Шестая койка и другие истории из жизни Паровозова — страница 57 из 76

— И что? — Я все не давал ему залезть в будку укрыться от ветра. — Катер вызывать пришлось?

— Не, я сначала к рыбакам сходил! — с неохотой начал рассказывать он, видимо, вообще был из неразговорчивых, и махнул рукой вдаль. — Они там стояли утром, пока снег не повалил.

Да, у нас там в любую погоду стоят эти отчаянные любители рыбной ловли. Только ведь у них лодок не водилось, это точно.

— Я их попросил, они спиннинги закидывать начали, все зацепить пытались! — объяснил он мне. — Да какой там! Далеко!

Он улыбнулся, как обычно улыбаются люди, не привыкшие это делать. Поэтому улыбка получилась неловкой. Он еще постоял, переминаясь с ноги на ногу, и вдруг произнес:

— Пришлось самому лезть!

Мне показалось, что я ослышался.

— Лезть? Куда???

— Да в речку! — снова в каком-то смущении ответил он.

Я посмотрел на воду, где свинцовые волны ветром закручивались в барашки. Тут и снег снова пошел.

— Подождите! — воскликнул я. От волнения у меня все никак не получалось подобрать нужных слов. — Да как же это!

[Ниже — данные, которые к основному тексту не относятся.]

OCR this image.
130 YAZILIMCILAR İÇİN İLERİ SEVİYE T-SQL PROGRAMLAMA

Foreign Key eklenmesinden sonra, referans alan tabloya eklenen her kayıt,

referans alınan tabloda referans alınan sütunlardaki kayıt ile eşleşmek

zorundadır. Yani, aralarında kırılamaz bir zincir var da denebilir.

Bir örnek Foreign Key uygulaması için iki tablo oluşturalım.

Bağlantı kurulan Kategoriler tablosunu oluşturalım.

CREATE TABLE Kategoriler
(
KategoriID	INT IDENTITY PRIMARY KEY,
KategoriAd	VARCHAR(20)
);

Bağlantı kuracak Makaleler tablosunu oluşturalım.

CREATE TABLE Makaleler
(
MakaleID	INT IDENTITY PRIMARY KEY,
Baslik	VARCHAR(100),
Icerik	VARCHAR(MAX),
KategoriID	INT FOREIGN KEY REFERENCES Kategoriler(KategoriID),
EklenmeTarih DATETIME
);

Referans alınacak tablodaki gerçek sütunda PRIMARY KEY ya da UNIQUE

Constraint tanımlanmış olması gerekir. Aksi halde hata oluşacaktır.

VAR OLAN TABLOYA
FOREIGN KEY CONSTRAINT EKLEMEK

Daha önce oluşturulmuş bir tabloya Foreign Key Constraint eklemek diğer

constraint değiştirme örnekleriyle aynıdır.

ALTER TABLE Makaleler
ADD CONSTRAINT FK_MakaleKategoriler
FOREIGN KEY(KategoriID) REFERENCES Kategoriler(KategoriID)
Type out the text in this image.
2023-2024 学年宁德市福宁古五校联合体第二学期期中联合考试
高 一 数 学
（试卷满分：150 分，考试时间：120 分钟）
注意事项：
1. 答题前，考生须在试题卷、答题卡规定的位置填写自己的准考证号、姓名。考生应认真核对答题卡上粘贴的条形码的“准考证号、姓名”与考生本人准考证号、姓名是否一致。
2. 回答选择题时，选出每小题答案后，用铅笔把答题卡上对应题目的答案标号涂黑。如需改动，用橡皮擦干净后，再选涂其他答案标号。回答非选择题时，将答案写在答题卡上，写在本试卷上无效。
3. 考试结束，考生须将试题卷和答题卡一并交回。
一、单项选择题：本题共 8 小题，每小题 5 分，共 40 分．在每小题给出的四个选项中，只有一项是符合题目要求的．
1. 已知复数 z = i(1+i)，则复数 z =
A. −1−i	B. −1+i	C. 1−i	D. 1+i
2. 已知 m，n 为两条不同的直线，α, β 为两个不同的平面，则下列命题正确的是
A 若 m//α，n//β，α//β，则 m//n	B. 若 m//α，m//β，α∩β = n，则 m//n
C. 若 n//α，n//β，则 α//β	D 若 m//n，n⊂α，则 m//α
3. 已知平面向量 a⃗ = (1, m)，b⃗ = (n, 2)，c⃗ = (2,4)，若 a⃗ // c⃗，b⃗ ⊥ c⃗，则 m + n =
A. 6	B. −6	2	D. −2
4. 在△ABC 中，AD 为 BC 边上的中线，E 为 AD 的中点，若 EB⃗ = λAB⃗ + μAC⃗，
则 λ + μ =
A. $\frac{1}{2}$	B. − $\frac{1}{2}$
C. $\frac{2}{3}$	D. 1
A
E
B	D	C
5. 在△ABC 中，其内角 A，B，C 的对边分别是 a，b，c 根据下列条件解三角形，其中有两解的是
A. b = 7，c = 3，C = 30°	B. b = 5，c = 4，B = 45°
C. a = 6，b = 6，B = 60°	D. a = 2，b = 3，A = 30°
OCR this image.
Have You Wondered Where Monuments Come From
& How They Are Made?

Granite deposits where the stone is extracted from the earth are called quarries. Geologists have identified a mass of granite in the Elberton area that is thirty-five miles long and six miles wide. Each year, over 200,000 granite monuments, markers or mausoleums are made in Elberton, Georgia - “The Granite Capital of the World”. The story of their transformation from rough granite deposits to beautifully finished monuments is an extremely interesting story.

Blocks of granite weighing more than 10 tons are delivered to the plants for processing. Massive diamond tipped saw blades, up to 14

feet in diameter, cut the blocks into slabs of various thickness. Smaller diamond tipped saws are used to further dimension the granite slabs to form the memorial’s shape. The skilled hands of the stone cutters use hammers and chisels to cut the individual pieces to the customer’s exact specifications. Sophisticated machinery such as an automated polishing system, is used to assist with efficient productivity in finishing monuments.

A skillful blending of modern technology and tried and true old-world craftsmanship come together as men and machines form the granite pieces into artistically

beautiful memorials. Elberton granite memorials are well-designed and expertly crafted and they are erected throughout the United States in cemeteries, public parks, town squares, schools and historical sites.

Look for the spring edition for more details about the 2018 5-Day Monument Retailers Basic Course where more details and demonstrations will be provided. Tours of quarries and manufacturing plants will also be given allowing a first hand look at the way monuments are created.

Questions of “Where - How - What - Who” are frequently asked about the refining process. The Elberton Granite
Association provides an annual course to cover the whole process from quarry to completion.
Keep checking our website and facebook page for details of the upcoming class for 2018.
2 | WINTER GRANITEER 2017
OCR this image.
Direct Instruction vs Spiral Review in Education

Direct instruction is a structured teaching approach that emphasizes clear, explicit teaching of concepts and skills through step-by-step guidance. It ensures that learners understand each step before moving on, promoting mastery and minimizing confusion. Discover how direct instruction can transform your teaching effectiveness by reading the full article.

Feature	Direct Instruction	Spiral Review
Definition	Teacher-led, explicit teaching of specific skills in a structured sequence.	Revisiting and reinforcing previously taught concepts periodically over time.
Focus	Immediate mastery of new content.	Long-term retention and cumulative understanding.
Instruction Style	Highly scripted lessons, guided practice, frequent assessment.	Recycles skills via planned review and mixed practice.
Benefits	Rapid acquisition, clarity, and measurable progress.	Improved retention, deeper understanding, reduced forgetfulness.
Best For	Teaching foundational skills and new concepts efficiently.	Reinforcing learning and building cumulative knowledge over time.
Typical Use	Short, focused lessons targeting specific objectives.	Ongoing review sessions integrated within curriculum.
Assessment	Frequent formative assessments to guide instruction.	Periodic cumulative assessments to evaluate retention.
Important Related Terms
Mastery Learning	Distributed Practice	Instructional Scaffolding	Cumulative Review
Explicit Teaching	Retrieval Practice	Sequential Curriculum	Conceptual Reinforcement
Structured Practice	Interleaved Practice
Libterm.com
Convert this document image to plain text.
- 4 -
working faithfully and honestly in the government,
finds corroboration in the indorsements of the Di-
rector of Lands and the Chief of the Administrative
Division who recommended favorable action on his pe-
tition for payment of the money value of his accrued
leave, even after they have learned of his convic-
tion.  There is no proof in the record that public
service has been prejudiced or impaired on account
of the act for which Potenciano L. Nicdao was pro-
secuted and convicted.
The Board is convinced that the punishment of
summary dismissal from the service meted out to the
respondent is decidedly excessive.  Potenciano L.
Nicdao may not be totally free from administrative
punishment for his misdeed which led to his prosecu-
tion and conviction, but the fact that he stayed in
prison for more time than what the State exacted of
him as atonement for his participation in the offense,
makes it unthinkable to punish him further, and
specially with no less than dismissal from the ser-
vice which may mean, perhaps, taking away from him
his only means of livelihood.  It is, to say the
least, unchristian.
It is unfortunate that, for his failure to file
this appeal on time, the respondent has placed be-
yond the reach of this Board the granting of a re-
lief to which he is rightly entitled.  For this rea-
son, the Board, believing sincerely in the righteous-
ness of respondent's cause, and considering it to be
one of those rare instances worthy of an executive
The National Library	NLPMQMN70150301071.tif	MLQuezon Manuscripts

Там ведь глубоко!!!

— Да ладно, чего там глубоко, — пренебрежительно пожал он плечами. — Мне вот по сих пор!

И провел ногтем большого пальца под кадыком.

— Так вы же промокли!

Нет, ну я совсем в какого-то дурня превратился. Как еще можно оказаться на середине реки и не промокнуть.

Но мужик взглянул на меня без особого удивления, то есть не так, как обычно смотрят на слабоумных.

— Не, ну я ж разделся! А потом еще и рубахой вытерся.

Действительно, под комбинезоном у него, похоже, больше ничего не было.

Я сглотнул. Теперь у меня вообще все слова пропали. Рубахой он вытерся.

— Вам же срочно в тепло нужно! — наконец-то сообразил я, как будто кто-то другой держал его на этом холоде. — Так ведь и заболеть недолго!

— Да ладно! — небрежно махнул он рукой. — Меня ж сменить скоро должны. В четыре.

На часах было начало одиннадцатого.

И опять, вместо того чтобы дать ему укрыться в этой будке, я в потрясении произнес:

— А как же вы ее из реки выволокли? Здесь берег-то какой!

Еще давно, чтобы отвадить купальщиков, берега сделали не просто крутыми, а еще специально насыпали острых булыжников, чтоб было невозможно в этих местах шастать в воду и обратно. А уж вытаскивать тяжелую от воды коляску, босиком, по обледеневшим и острым как бритва камням… такое даже представлять себе не хотелось. Меня аж зазнобило.

— Туда — еще нормально, — будто услышав мои мысли, рассказал он, — а вот вылезать тяжко было.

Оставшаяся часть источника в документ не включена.